Bountysource appears to invalidate tokens on GET (or, at least, they just invalidated the link I got after I signed out and visited it again without resetting).

(Implicit redflag: This is super bad practice since GET requests should be idempotent.)

I'm thinking this should be tracked as password.reset.token.invalidate, with the value being a string (like password.reset.token.login) that describes when the invalidation happens.

[stuartpb]

Closing in favor of #70.

[stuartpb]

This was later superseded by a refactor suggested in light of discussion on #52, which introduced password.reset.expiration.trigger (which works similarly to the proposed password.reset.token.invalidate here, but with better coherence with the password.reset.steps array introduced with #70).

[stuartpb]

Further lineage: expiration was eventually moved into steps as the expire value as part of the refactor of #127, which was derived from ideas in in #120.

[stuartpb]

Regarding this:

(Implicit redflag: This is super bad practice since GET requests should be idempotent.)

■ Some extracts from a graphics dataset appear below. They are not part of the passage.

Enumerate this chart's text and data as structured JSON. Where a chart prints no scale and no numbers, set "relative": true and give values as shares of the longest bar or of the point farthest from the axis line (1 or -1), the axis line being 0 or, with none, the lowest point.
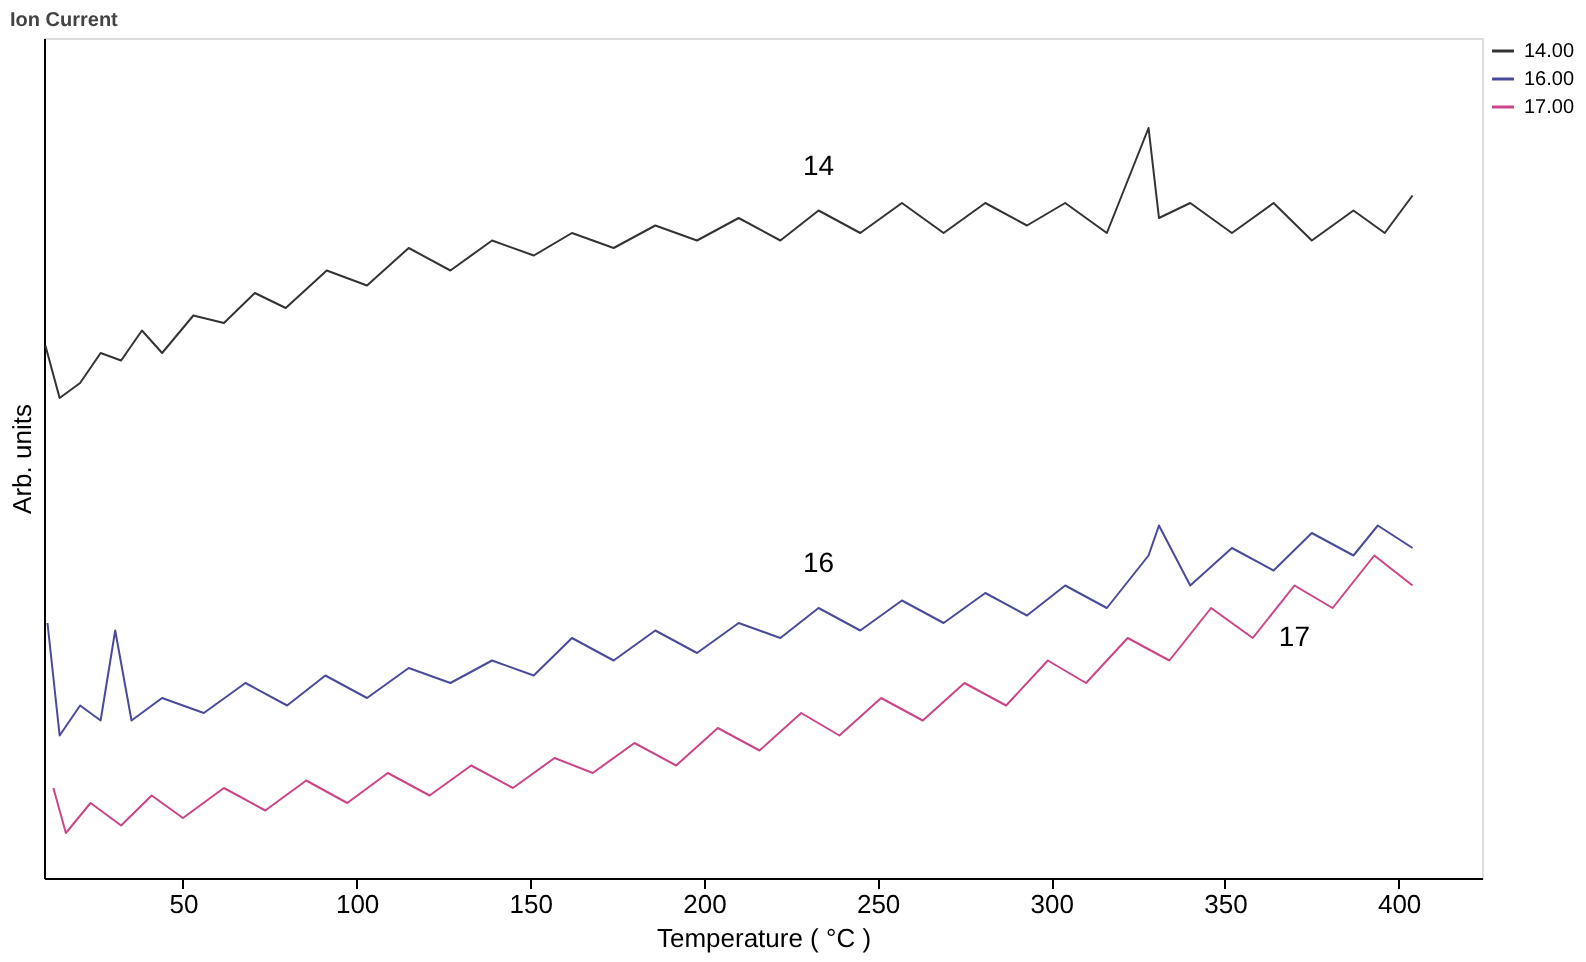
{
  "chart_data": {
    "type": "line",
    "title": "Ion Current",
    "xlabel": "Temperature ( °C )",
    "ylabel": "Arb. units",
    "relative": true,
    "tick_labels": "x",
    "grid": false,
    "legend": "top right",
    "line_style": "solid",
    "marker": "none",
    "xlim": [
      10,
      424
    ],
    "xticks": [
      50,
      100,
      150,
      200,
      250,
      300,
      350,
      400
    ],
    "annotations": [
      "14",
      "16",
      "17"
    ],
    "series": [
      {
        "name": "14.00",
        "color": "#333333",
        "x": [
          10.4,
          14.5,
          20.4,
          26.3,
          32.2,
          38.2,
          44,
          53,
          61.8,
          70.7,
          79.6,
          91.4,
          103,
          115,
          127,
          139,
          151,
          162,
          174,
          186,
          198,
          210,
          222,
          233,
          245,
          257,
          269,
          281,
          293,
          304,
          316,
          328,
          331,
          340,
          352,
          364,
          375,
          387,
          396,
          404
        ],
        "values": [
          0.71,
          0.64,
          0.66,
          0.7,
          0.69,
          0.73,
          0.7,
          0.75,
          0.74,
          0.78,
          0.76,
          0.81,
          0.79,
          0.84,
          0.81,
          0.85,
          0.83,
          0.86,
          0.84,
          0.87,
          0.85,
          0.88,
          0.85,
          0.89,
          0.86,
          0.9,
          0.86,
          0.9,
          0.87,
          0.9,
          0.86,
          1.0,
          0.88,
          0.9,
          0.86,
          0.9,
          0.85,
          0.89,
          0.86,
          0.91
        ]
      },
      {
        "name": "16.00",
        "color": "#4a4a9a",
        "x": [
          11,
          14.5,
          20.4,
          26.3,
          30.5,
          35.2,
          44,
          56,
          68,
          80,
          91,
          103,
          115,
          127,
          139,
          151,
          162,
          174,
          186,
          198,
          210,
          222,
          233,
          245,
          257,
          269,
          281,
          293,
          304,
          316,
          328,
          331,
          340,
          352,
          364,
          375,
          387,
          394,
          404
        ],
        "values": [
          0.34,
          0.19,
          0.23,
          0.21,
          0.33,
          0.21,
          0.24,
          0.22,
          0.26,
          0.23,
          0.27,
          0.24,
          0.28,
          0.26,
          0.29,
          0.27,
          0.32,
          0.29,
          0.33,
          0.3,
          0.34,
          0.32,
          0.36,
          0.33,
          0.37,
          0.34,
          0.38,
          0.35,
          0.39,
          0.36,
          0.43,
          0.47,
          0.39,
          0.44,
          0.41,
          0.46,
          0.43,
          0.47,
          0.44
        ]
      },
      {
        "name": "17.00",
        "color": "#cc4488",
        "x": [
          12.7,
          16.3,
          23.4,
          32.2,
          41,
          50,
          61.8,
          73.7,
          85.5,
          97.3,
          109,
          121,
          133,
          145,
          157,
          168,
          180,
          192,
          204,
          216,
          228,
          239,
          251,
          263,
          275,
          287,
          299,
          310,
          322,
          334,
          346,
          358,
          370,
          381,
          393,
          404
        ],
        "values": [
          0.12,
          0.06,
          0.1,
          0.07,
          0.11,
          0.08,
          0.12,
          0.09,
          0.13,
          0.1,
          0.14,
          0.11,
          0.15,
          0.12,
          0.16,
          0.14,
          0.18,
          0.15,
          0.2,
          0.17,
          0.22,
          0.19,
          0.24,
          0.21,
          0.26,
          0.23,
          0.29,
          0.26,
          0.32,
          0.29,
          0.36,
          0.32,
          0.39,
          0.36,
          0.43,
          0.39
        ]
      }
    ]
  }
}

I should probably put this somewhere else, but it's kind of not that bad of a practice, when you consider what the attack scenarios against token reuse are. I mean, yes, GET should be idempotent, but... I think only having the latest session to request the given token be allowed to submit is a sensible compromise. (I think I wrote about this somewhere else in this repo, but you want to subsume the token into session via redirect due to potential Referrer header leakage.)